Essentially we are looking at the stories of three people and we see each through the others' eyes, with the viewpoint switching continually so we have a kind of Picasso-esque picture, like the profile with both eyes on the same side of the head. The narrative is linear but the perspective shifts continually.

Director Wils Wilson keeps the piece moving at a good pace, carrying the audience along through the twists and turns. Joanna Holden's Eusapia is beautifully sinister, projecting what is surely a spurious concern for her employer. Or is it? That ambivalence at work again! Karen Traynor's Scottish Ruth is all confidence and positivity at the start but the cracks are there: we need the hindsight of the second act to recognise them, though.
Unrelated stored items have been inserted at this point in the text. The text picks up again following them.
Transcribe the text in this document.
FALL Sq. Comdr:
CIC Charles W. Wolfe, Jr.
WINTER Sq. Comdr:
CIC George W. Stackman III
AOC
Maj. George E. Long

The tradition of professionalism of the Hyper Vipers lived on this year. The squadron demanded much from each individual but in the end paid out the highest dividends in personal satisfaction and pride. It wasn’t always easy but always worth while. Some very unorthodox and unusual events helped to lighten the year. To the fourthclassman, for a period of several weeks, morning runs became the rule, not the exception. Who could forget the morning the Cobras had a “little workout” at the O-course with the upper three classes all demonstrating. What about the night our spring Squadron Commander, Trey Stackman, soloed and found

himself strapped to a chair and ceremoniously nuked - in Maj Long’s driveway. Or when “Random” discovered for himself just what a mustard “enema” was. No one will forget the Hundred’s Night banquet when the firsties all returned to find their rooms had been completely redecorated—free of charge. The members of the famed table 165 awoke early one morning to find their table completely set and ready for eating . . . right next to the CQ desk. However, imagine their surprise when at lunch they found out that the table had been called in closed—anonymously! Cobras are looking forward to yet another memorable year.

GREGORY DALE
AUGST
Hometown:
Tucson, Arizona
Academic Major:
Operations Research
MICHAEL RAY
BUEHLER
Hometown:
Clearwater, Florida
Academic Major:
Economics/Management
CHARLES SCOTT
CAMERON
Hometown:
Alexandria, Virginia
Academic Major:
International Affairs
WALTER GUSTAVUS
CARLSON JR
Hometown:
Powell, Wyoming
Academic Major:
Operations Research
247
Perhaps we should be made to think that the "lady doth protest too much". As Angel, Rachel Donovan was too passive for my taste, too pale for one who might be capable of killing her father. That must surely have been a directorial decision.

Imogen Cloet's set, well lit by Colin Grenfall, is very impressive, exuding atmosphere.

A fascinating piece, which left many members of the audience deep in discussion as they left. They'd clearly enjoyed it and they were thinking. What more can one ask of a piece of theatre?

Touring to Leeds, Lancaster, Newcastle, Hexham and Darlington.